We can get further insight into the comparison of KSDom and other classification methods from Table 2. Table 2 shows the accuracy, precision, F1-Score and the running time of each method. It can be seen that the accuracy, precision and F1-Score of KSDom are higher than other classification methods, and the running time is shorter than others. For example, compared to SVM, GBDT, XGBoost, the accuracy of KSDom is increased by approximately 3.58%, 3.64% and 3.61%. As we can see, KSDom still maintains relatively good performance when the imbalanced ratio increases. It yields accuracy: 0.9915, F1-Score: 0.9907 when the imbalanced ratio is 1.67 and still obtains accuracy: 0.9842, F1-Score: 0.9838 when the imbalanced ratio increases to 10. As for the other classification methods, they can get excellent performance with a small imbalanced ratio, yet the accuracy and F1-score both decrease significantly as the imbalanced ratio increases. The reason behind this is that KSDom has the KMSMOTE algorithm, which can effectively handle imbalanced data sets and make its trained models have higher performance. The classifier used by KSDOM is Catboost, which has excellent performance. Catboost has an ordered boosting algorithm and a module that can process classified features, which improve its performance. CatBoost algorithm also implements a symmetric tree that can deal with the correlation between features, which helps avoid data overfitting and greatly accelerates predictions.

4.4 Impact of Oversampling Algorithm

In the solution of imbalanced datasets, the two classic methods in the resampling method are EasyEnsemble in undersampling and SMOTE in oversampling. Since EasyEnsemble combines undersampling and ensemble learning, we use SMOTE and CatBoost algorithm combination to compare with our KSDom.

Fig. 3.
figure 3

F1-Score and G-mean in different ratio of malicious domains to benign domains

To prove that the K-means of our SMOTE method is better than SMOTE, we compare the two methods with the following datasets: we establish five datasets, each of which contains 10000 benign domains and 1000, 2000, 4000, 6000 malicious domains (the imbalance ratio between malicious domain and benign domain is 0.1, 0.2, 0.4 and 0.6). The experimental results are shown in Fig. 3.
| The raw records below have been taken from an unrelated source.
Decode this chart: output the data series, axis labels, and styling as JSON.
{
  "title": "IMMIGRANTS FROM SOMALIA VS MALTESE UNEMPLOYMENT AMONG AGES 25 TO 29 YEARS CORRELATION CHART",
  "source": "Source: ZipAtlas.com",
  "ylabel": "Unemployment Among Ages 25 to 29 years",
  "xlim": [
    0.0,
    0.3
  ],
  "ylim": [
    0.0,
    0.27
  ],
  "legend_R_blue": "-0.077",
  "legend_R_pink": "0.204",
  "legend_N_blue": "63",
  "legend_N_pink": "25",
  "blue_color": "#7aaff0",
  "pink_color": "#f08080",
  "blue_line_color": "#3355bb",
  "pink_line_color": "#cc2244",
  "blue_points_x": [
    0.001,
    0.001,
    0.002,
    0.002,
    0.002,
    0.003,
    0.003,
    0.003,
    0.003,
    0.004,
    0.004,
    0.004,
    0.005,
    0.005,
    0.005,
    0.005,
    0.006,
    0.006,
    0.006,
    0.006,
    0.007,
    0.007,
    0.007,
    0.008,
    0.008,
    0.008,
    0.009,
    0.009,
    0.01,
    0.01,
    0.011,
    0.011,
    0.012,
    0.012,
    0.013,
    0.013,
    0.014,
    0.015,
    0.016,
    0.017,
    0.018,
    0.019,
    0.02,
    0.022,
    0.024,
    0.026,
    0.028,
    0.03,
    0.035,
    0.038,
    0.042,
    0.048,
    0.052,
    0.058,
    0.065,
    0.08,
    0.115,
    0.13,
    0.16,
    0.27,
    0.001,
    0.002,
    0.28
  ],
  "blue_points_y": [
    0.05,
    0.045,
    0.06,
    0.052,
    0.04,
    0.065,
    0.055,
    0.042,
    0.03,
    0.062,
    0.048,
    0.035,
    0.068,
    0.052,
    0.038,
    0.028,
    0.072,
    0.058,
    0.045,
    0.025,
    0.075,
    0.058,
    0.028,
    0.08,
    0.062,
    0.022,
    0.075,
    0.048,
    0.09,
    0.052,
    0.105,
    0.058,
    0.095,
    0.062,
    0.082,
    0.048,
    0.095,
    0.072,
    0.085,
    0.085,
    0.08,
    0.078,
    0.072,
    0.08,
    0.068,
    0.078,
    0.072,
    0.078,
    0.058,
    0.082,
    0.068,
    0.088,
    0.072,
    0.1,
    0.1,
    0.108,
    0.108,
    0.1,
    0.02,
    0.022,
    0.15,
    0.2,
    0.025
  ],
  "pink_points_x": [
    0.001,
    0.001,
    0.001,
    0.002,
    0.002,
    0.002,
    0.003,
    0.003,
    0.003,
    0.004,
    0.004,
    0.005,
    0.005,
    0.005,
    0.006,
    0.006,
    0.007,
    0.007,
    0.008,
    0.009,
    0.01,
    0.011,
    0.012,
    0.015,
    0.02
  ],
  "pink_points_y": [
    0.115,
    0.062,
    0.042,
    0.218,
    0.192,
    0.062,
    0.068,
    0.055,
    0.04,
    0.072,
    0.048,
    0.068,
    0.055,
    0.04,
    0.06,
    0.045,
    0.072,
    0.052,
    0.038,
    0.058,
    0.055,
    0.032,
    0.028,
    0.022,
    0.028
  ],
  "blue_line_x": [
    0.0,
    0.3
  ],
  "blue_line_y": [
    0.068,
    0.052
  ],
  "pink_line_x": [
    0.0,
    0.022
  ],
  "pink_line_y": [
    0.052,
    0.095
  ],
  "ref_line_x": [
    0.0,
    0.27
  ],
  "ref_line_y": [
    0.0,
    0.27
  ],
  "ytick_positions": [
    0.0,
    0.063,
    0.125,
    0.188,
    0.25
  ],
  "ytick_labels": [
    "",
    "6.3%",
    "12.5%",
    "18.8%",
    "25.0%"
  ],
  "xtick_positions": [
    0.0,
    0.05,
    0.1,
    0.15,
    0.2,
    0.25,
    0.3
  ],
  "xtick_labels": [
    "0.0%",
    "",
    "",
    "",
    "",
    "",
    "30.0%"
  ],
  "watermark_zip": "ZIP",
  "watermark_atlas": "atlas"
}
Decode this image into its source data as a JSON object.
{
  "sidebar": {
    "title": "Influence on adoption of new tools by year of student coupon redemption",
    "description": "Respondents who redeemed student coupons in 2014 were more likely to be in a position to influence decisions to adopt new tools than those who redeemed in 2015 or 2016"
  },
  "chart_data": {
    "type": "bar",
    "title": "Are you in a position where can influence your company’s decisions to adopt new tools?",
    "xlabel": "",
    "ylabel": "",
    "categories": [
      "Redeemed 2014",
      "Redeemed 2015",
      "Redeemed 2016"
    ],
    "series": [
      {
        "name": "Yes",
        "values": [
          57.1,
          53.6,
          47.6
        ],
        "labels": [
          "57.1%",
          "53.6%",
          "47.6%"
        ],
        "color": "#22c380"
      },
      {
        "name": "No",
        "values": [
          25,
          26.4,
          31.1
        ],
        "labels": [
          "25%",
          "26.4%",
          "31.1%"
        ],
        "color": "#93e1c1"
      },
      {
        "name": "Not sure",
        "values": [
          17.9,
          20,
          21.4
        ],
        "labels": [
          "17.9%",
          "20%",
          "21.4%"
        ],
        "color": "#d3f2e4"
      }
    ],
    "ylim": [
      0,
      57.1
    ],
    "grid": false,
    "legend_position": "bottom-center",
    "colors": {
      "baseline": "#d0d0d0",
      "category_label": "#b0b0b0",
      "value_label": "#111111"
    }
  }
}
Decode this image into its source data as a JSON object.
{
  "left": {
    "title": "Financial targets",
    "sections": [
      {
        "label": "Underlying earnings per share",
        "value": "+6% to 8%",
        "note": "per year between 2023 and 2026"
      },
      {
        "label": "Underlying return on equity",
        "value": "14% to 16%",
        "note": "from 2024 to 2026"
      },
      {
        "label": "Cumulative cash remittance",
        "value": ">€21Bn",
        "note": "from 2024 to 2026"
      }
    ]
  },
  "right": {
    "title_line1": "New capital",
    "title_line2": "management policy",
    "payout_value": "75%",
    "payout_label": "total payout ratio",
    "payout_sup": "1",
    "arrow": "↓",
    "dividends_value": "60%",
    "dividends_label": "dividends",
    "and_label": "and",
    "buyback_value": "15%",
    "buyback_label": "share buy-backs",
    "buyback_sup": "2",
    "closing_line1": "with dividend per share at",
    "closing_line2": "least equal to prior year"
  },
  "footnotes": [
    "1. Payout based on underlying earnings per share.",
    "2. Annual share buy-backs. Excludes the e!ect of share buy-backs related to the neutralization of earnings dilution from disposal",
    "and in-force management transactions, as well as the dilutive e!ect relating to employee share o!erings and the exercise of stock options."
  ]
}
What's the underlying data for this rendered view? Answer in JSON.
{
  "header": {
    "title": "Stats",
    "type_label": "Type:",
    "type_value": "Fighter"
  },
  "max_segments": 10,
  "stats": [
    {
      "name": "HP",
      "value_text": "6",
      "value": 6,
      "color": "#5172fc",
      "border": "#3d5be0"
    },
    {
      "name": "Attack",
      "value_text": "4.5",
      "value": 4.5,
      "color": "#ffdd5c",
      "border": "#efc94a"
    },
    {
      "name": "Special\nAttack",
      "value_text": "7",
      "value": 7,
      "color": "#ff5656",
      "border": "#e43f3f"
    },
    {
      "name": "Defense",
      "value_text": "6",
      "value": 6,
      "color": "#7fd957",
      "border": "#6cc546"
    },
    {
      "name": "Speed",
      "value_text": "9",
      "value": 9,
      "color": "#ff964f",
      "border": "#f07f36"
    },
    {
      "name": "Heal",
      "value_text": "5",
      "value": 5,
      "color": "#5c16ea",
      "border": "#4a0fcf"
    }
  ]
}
Traditional evaluation metrics used to evaluate classifier performance are not applicable to imbalanced samples, such as accuracy, precision, etc. There are a number of indicators that are specifically used to assess imbalanced data, such as the F1-Score, G-mean. In this experiment, we use F1-Score to measure the classification performance of the minority class, while G-means are used to measure the overall classification performance of the datasets.

As shown in Fig. 3, our KMSMOTE method performs better than SMOTE in different ratios datasets. Especially when dealing with extremely imbalanced datasets, such as when the ratio is 0.1, the F1-Score and G-mean of KMSMOTE are both higher than SMOTE. Therefore, we can conclude that our KMSOMTE method is superior to SMOTE in dealing with imbalanced data.

5 Conclusion

In this paper, we propose a system for detecting malicious domains named KSDom, which can effectively detect the malicious domains from imbalanced DNS traffic. KSDom collects DNS traffic from the data collector and employs a KMSMOTE method to process the imbalanced DNS traffic, then uses our classifier based on CatBoost algorithm to detect malicious domains. The comparative experimental results show that KSDom has higher accuracy than other classifiers. It performs well even when the datasets imbalance ratio reaches 10:1. In our extensive evaluation, we verified KSDom’s good performance and robustness.